China’s Ministry of State Security (MSS) has warned that online historical content and popularised explainers on social media platforms are increasingly being used to shape public opinion, stir social conflict, and challenge China’s official historical narrative, placing such material within the country’s national security framework.
In a statement published on January 26, 2026 on its official WeChat account, the MSS said short videos, explainers, and lifestyle-style content on platforms such as Weibo, WeChat, and Bilibili are no longer merely entertainment formats, but tools that can be exploited to influence perceptions and weaken trust in public institutions.

The ministry said some online accounts deliberately play on social fault lines involving region, gender, profession, ethnicity, or class, using selectively edited material or unverified cases to suggest broader systemic problems. Such content, the MSS said, is designed to provoke anger and spreads rapidly through algorithm-driven recommendation systems.
Creating Conflict for Attention
The warning comes amid renewed scrutiny of historical material online. Last month, nostalgia-related content about the Cultural Revolution briefly circulated on Chinese social media before disappearing. A review video of the 2017 film Youth (Fanghua), set during the later years of the 1966–76 period, drew more than 35 million views on Bilibili, largely from younger users, before being taken down without explanation.
(StratNewsGlobal also reported on the brief surge and rapid removal of such content.) https://stratnewsglobal.com/world-news/cultural-revolution-nostalgia-surges-vanishes-fast/
The MSS said particular concern surrounds accounts that present themselves as “history explainers” while publishing unverified claims, conspiracy theories, or distorted interpretations of past events. According to the ministry, some such content attempts to rehabilitate controversial historical figures, downplay acts of aggression, or turn national suffering into entertainment.
Using History to Push Narratives
The statement also criticised the practice of drawing forced comparisons between historical events and present-day China to suggest inevitable decline or crisis, describing this as promoting “historical nihilism,” a term the MSS uses for narratives that deny the value or legitimacy of a country’s past.
The ministry further accused some creators of portraying life abroad as uniformly superior while presenting China in an excessively negative light, using carefully selected images and comparisons that highlight Western societies’ strengths while ignoring China’s development.

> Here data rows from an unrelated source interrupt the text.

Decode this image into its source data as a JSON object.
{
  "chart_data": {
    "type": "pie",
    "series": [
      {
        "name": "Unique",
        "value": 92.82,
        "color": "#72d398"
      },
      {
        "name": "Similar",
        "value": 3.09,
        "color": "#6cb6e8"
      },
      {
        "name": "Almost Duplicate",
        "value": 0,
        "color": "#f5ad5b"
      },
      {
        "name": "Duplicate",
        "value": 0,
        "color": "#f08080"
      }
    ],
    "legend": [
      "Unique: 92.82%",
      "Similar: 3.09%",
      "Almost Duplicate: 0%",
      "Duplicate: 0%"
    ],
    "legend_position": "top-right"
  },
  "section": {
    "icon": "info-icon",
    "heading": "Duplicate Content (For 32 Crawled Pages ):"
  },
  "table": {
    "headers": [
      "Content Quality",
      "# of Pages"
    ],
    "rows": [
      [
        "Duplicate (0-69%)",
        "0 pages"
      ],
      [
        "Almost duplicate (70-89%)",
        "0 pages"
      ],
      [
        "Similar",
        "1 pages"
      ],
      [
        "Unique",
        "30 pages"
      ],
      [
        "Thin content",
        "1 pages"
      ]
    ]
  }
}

The MSS called on social media platforms to strengthen content review, improve monitoring, and adjust recommendation systems to limit the spread of misleading or harmful material. It also urged users to verify sources, rely on authoritative information channels, and report content that incites hostility, insults historical figures, or promotes division.
The statement said national security agencies will continue to treat ideological issues as a core security concern, confirming that online narratives, including the discussion of history, fall within China’s security agenda.